Rates of clinical cure — defined as absence of diarrhea for at least 2 consecutive days after completion of no more than 2 weeks of standard of care antibiotics — were comparable between treatment and placebo groups regardless of antibiotic type, which was consistent with overall study results (80% vs. 80.3%). Moreover, the bezlotoxumab group had a lower CDI recurrence rate compared with placebo in all three antibiotic subgroups (16.5% vs. 26.6% overall).

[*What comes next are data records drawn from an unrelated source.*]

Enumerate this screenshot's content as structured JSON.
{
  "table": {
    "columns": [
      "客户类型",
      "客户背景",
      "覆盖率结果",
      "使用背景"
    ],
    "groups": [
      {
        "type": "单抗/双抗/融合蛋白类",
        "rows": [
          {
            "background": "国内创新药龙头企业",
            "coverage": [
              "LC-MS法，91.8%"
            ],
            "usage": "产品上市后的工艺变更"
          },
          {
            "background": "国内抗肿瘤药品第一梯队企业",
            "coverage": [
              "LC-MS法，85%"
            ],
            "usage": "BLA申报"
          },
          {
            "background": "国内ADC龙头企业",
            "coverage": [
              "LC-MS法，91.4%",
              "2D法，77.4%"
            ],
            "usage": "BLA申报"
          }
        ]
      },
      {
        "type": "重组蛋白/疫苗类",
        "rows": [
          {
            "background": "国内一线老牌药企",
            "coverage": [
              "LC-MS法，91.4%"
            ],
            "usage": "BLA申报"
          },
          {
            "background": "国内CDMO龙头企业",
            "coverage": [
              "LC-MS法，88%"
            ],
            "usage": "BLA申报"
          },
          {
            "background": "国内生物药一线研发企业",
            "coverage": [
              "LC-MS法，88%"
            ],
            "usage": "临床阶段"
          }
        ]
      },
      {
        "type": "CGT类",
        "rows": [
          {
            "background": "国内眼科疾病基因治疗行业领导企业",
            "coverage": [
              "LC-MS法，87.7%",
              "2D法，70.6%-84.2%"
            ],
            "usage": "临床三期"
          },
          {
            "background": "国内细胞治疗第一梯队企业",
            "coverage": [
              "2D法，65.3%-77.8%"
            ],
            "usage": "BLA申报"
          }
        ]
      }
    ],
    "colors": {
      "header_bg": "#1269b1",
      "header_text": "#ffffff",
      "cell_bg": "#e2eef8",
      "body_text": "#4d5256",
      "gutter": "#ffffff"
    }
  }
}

“Bezlotoxumab had no impact on the proportion of patients that achieved clinical cure regardless of the stratum, and overall 80% of subjects achieved clinical cure. However ... 10% fewer [patients who received bezlotoxumab] had recurrence compared to those on placebo in the metronidazole arm, 15% fewer in the vancomycin stratum and 12% fewer in the fidaxomicin stratum, for a 12% reduction in recurrence amongst those people who received bezlotoxumab compared to placebo overall in the trial, and the results for metronidazole, vancomycin and all subjects were statistically significant,” Dubberke said. “Bezlotoxumab did not affect the initial clinical response at the end of standard of care therapy, and bezlotoxumab reduced the proportion of subjects with [CDI] recurrence regardless of the standard of care antibiotic given for treatment of the presenting episode.” – by Adam Leitenberger
Reference:
Dubberke ER, et al. Abstract #838. Presented at: IDWeek; Oct. 25-30, 2016; New Orleans.
Disclosures: Dubberke reports financial relationships with Rebiotix, Merck, Sanofi Pasteur and Summit. Please see the full study for a list of all other researchers’ relevant financial disclosures.